Introduction

If you lean in and really listen to the Baron, you’d swear he was getting drunk. I’ve seen the transformation before, when textbook Italian starts to ebb into marble-mouthed dialect, the linguistic synapse of a storyteller traveling back in time. First it was only a word of dialect here and there as we discussed the dishes of his childhood, but the last hour has had me squinting and hanging onto his every word, the way you might really grip the steering wheel while driving through a really thick fog.

‘Before there was so little, so very, very little’, he says, he eyes beginning to tear. ‘We always had just enough but those in the community struggled in ways that I think would be difficult to really imagine today. Unless you know real hunger, I mean real, real hunger- and for years at time- I don’t think the food down here is readily obvious. At least not from outside looking in anyway.’

I pour myself some more wine and disagree with him, at least in theory. I run a cooking school here in the Salento and those that come love the food of the region, for its pure flavours, never needing any of the back story to access the dishes on their own merit. The Baron falls silent for a moment and cocks his head to the side and eats a forkful of his Cecamariti, the way you might half-heartedly attempt to study a picture of your own mother, trying to forget who she is.

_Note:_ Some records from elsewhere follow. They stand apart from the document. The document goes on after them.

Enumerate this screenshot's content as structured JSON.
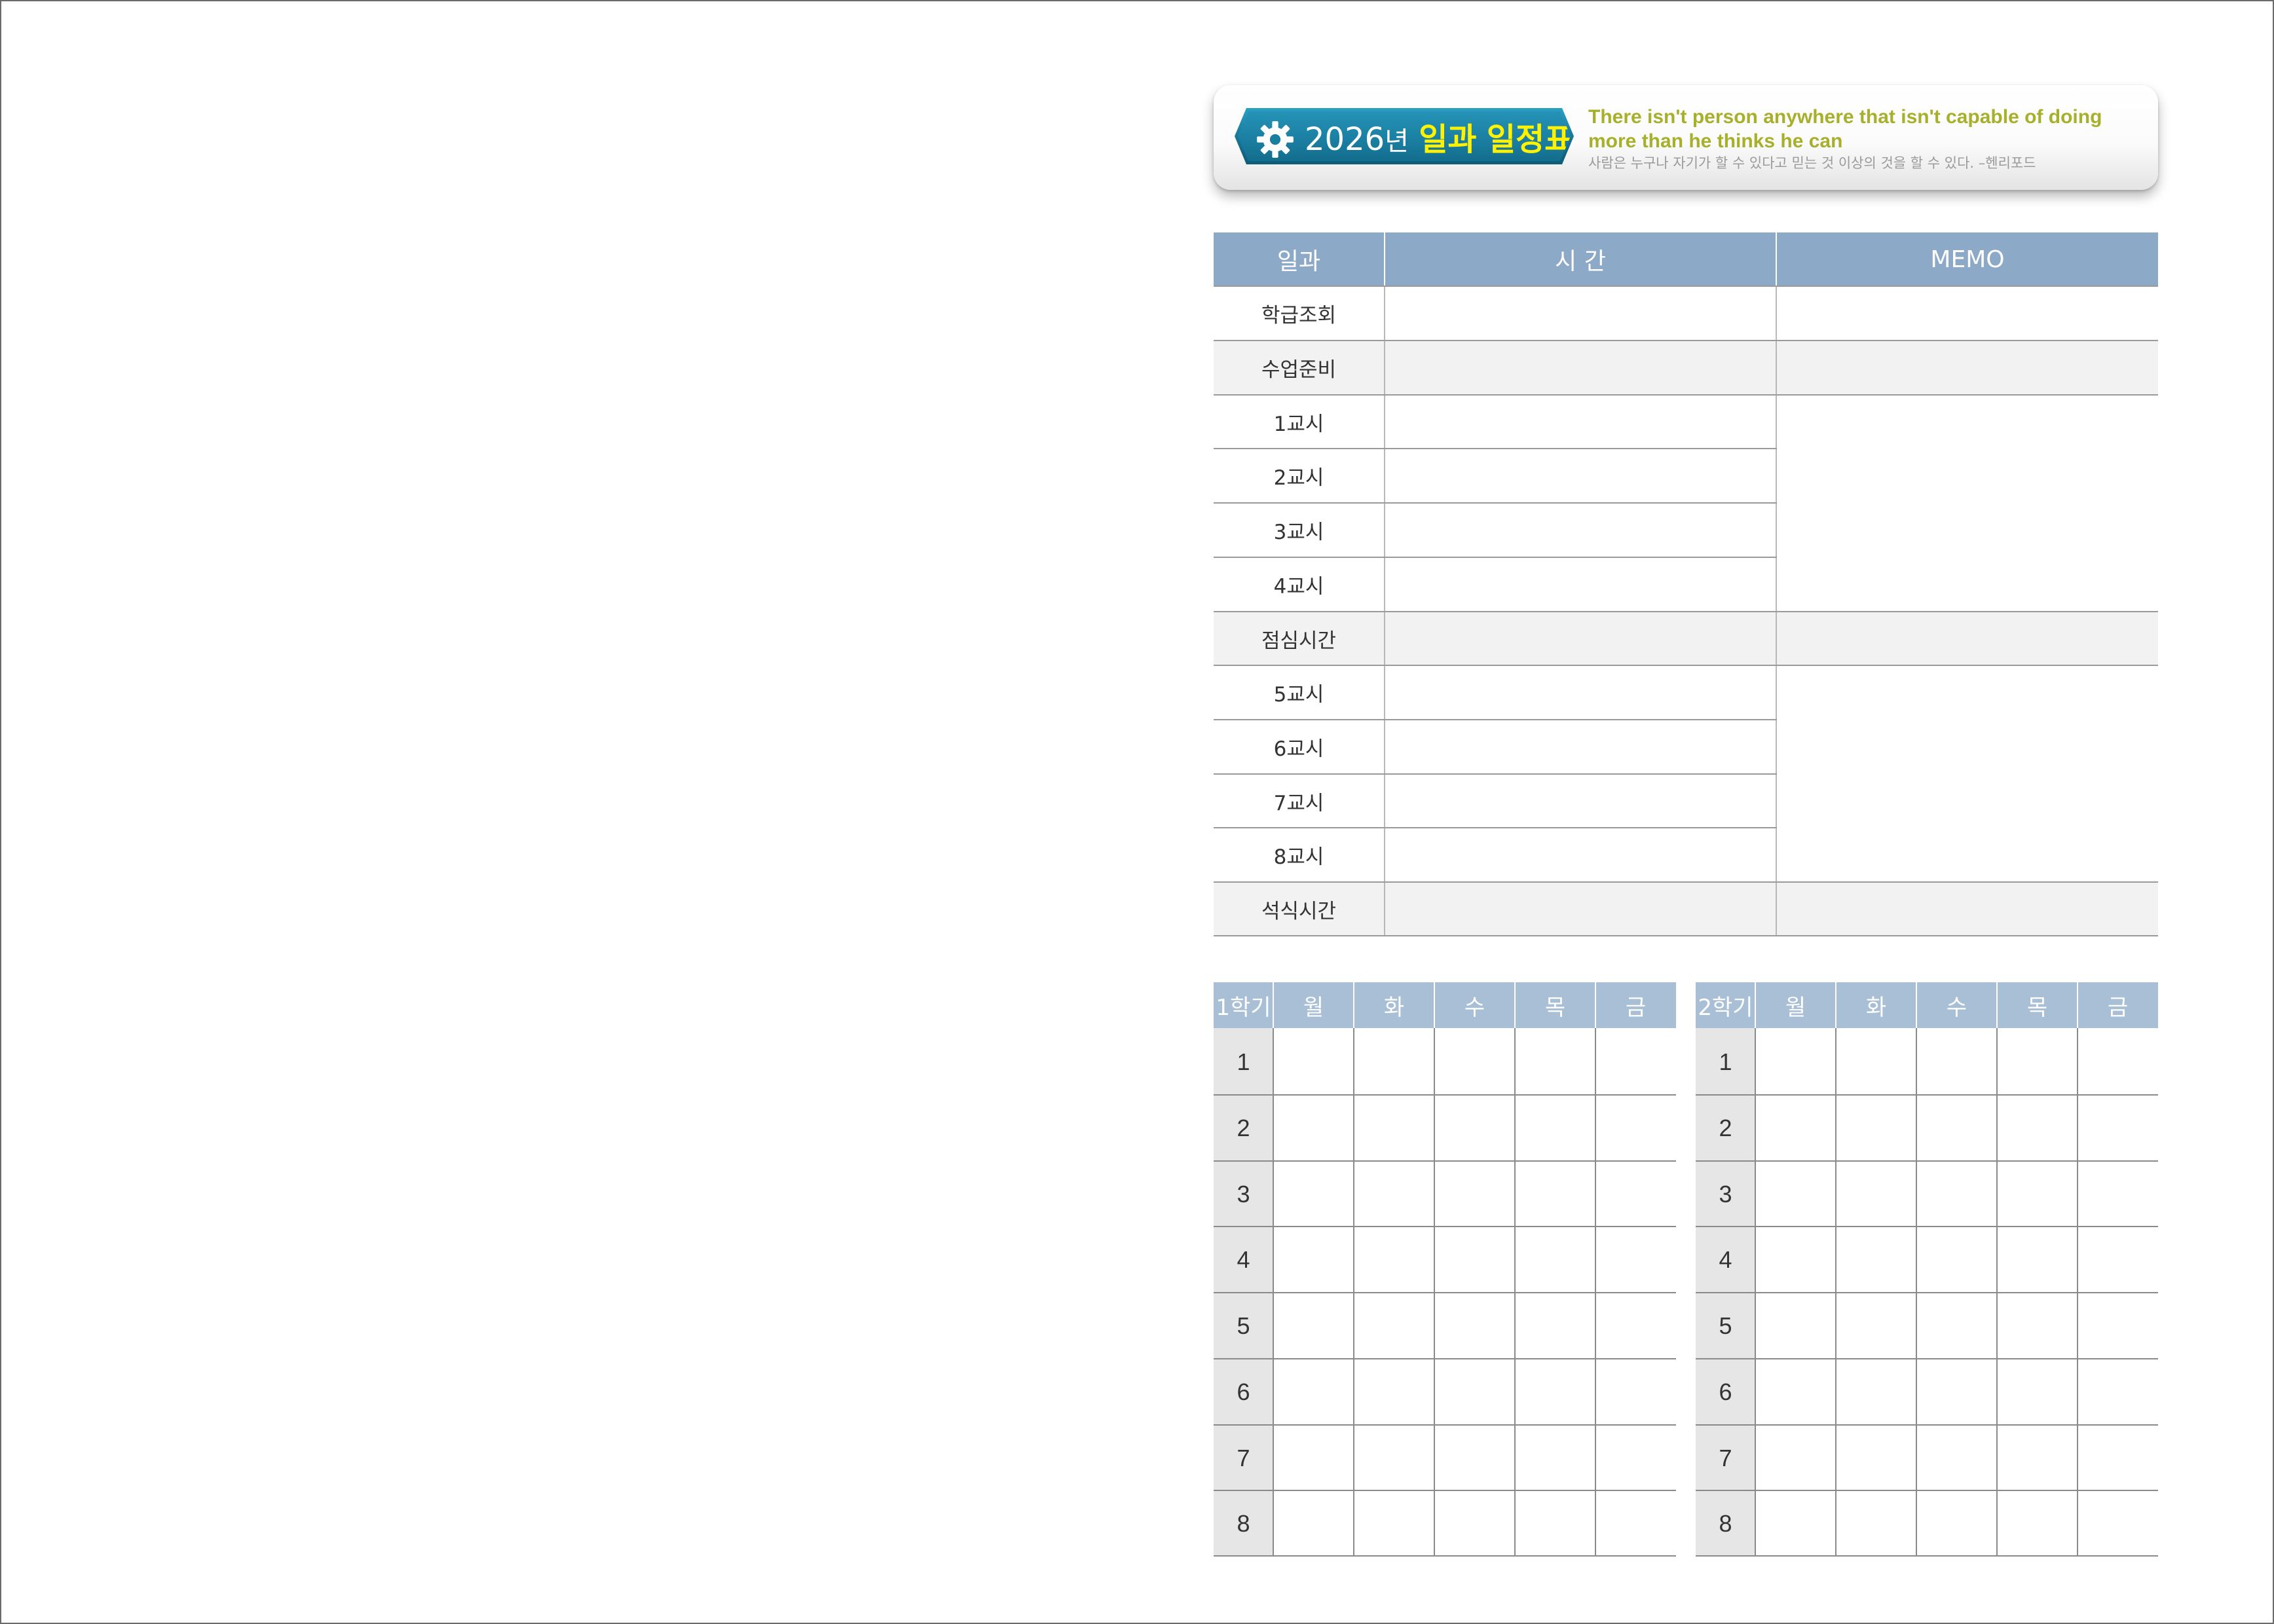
{
  "banner": {
    "year": "2026",
    "year_suffix": "년",
    "title_word1": "일과",
    "title_word2": "일정표",
    "quote_en": "There isn't person anywhere that isn't capable of doing more than he thinks he can",
    "quote_ko": "사람은 누구나 자기가 할 수 있다고 믿는 것 이상의 것을 할 수 있다. –헨리포드",
    "icon": "gear-icon"
  },
  "schedule": {
    "headers": [
      "일과",
      "시 간",
      "MEMO"
    ],
    "rows": [
      "학급조회",
      "수업준비",
      "1교시",
      "2교시",
      "3교시",
      "4교시",
      "점심시간",
      "5교시",
      "6교시",
      "7교시",
      "8교시",
      "석식시간"
    ]
  },
  "semester1": {
    "title": "1학기",
    "days": [
      "월",
      "화",
      "수",
      "목",
      "금"
    ],
    "periods": [
      "1",
      "2",
      "3",
      "4",
      "5",
      "6",
      "7",
      "8"
    ]
  },
  "semester2": {
    "title": "2학기",
    "days": [
      "월",
      "화",
      "수",
      "목",
      "금"
    ],
    "periods": [
      "1",
      "2",
      "3",
      "4",
      "5",
      "6",
      "7",
      "8"
    ]
  },
  "colors": {
    "header_blue": "#8ca9c7",
    "semester_header_blue": "#a9bfd6",
    "badge_teal": "#1a7ea1",
    "quote_green": "#a7b02a",
    "title_yellow": "#fff200",
    "row_gray": "#f2f2f2"
  }
}
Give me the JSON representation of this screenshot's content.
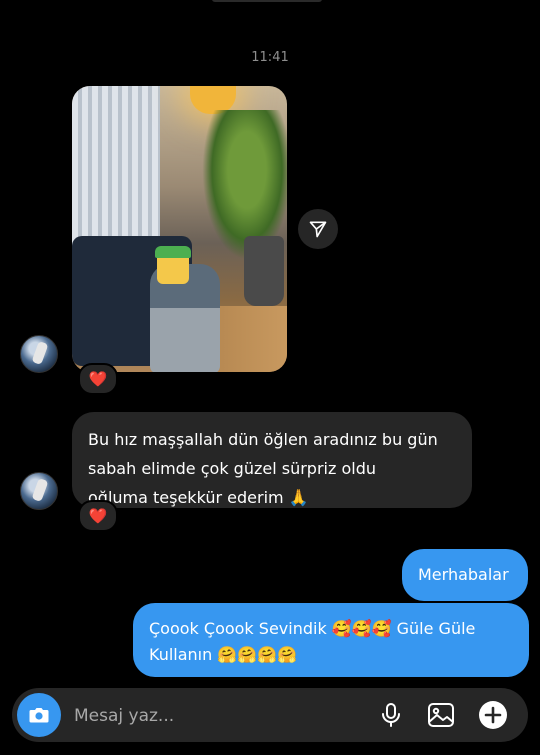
{
  "chat": {
    "timestamp": "11:41",
    "photo_message": {
      "reaction": "❤️"
    },
    "incoming_message": {
      "text_line1": "Bu hız maşşallah dün öğlen aradınız bu gün",
      "text_line2": "sabah elimde çok güzel sürpriz oldu",
      "text_line3": "oğluma teşekkür ederim 🙏",
      "reaction": "❤️"
    },
    "outgoing_messages": [
      {
        "text": "Merhabalar"
      },
      {
        "text_line1": "Çoook Çoook Sevindik 🥰🥰🥰 Güle Güle",
        "text_line2": "Kullanın 🤗🤗🤗🤗"
      }
    ]
  },
  "composer": {
    "placeholder": "Mesaj yaz...",
    "icons": [
      "camera-icon",
      "microphone-icon",
      "gallery-icon",
      "plus-icon"
    ],
    "accent_color": "#3797f0"
  },
  "colors": {
    "background": "#000000",
    "incoming_bubble": "#262626",
    "outgoing_bubble": "#3797f0"
  }
}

‘It’s good’, he says. ‘But I don’t think I can really taste it without also tasting the doorway back.’ He smacks his lips and takes another bite, holding his head low, as if he were in church.

I’ve decided to start my blog about the food of the Salento with the Baron because I believe that you, the reader, believe that the traditional food of the South of Italy is still being made by the poor, the uneducated, the rural and those that many of us would be tempted to call ‘peasants’. ‘Every morning in Italy, all the little old ladies wake up and begin to make everything fresh from scratch’. 

The opposite is more often the truth.

Traditional food in Italy is the process of flip-flopping, where the real luxury today is finding the time to make things from scratch for those you love. Traditional food is being kept alive by those that know enough to love it, that understand that there is always something more to any dish, beyond a list of its ingredients.  And that was what was really happening inside the Baron's mouth as he chewed. 

lunedì 28 aprile 2008

Brodetto (Fish Soup) Master recipe



Brodetto di Pesce (Fish Soup).
For some reason fish soup gets European folks afightin’ more than most dishes. It exists in some form in every Mediterranean city I’ve ever visited, and it’s always more alike than different, so what’s all the fuss? Like most of my recipes, this is a strategy versus a real recipe, so open a bottle of dry pink, pull down the big pot and leave the fighting to the others.

Non-oily fish.
Shell-fish
Tomatoes
White or pink wine
Onions
Garlic
Local variants. Fennel heads. Orange peels. Cinnamon sticks. Potatoes.
Good bread
Fresh herbs

You’re really building two soups here, a flavour-base (1), and then the final soup (2), which is another way of saying the best bits cooked in the flavour-base. The flavour base (1), is where you want to cook all the things you don’t intend to eat but still want to taste. If you have shrimp, peel them, and use the shells for (1) and then entire bodies, head on, for (2). Fresh herbs? Stems in (1), leaves in (2). Fennel? Diced bulb into (1), fronds with the other herbs into (2) And on.

Take your biggest, meanest and heaviest Dutch oven and get it smoking hot over your biggest hob or burner. Cut up a few onions a head, peel and crush the garlic (as always with the garlic, the smaller you cut it, the more you taste it in the end), the herbs, a little chilli peppers, the shrimp shells, all the spines and heads from the fish, etc, and glug in some oil and toss it all in. Cook it dark. It should be intoxicating right away. Keep it moving. When a good fond forms (those brown and black bits on the bottom of the pan, after about ten minutes), add some wine both to the pan, say a few cups, and to your glass, you’re going to need to stay hydrated for this one. Add a little water, until it looks like you have, say, a modest bowl of soup for everyone. This entire process should take about 15 minutes. Keep the fire high, you’re trying to get the olive oil and water to amalgamate. Stir hard and often. Carefully drain or filter out everything but the liquid. You don’t need cheese cloth or panty hose. Use your pasta strained and keep that glass full.

Bring back to a boil. Make sure your fish is all cut into bite-size pieces. But really look at your fish and shell-fish. Think about them, consider each. Clams take a long time to cook. Say 6 minutes. Mussels, say 2 or 3. Your flaky fish, maybe one. Shrimp? A minute as well. Set the table with big bowls for the dead soldiers and call everyone to the table. It won’t be long now. Eyeball which pieces will take the longest to cook, and then start tossing in the slowest ones. Build your soup conceptually in cooking times, so that each ingredient will be at its peak when you place the pot on the table. Lastly, add the mussels, and as they open, starting tasting for salt (mussels’ salinity mirror that of their sea or ocean, and can vary widely. They will provide a lot of the broth, and if it needs salt, or more chilli, add it now. Mediterranean mussels are often too salty as it is). When your mussels have opened and your shrimp has turned opaque, or even a few seconds before, toss in the herbs, add another good glug of raw oil, stir and place on the table. Instruct guests that they can lay toast slices on the bottom of the bowl as well, then ladle the rich stew over the top. Sip some wine and wonder why in hell you always thought fish stew took longer than 20 minutes?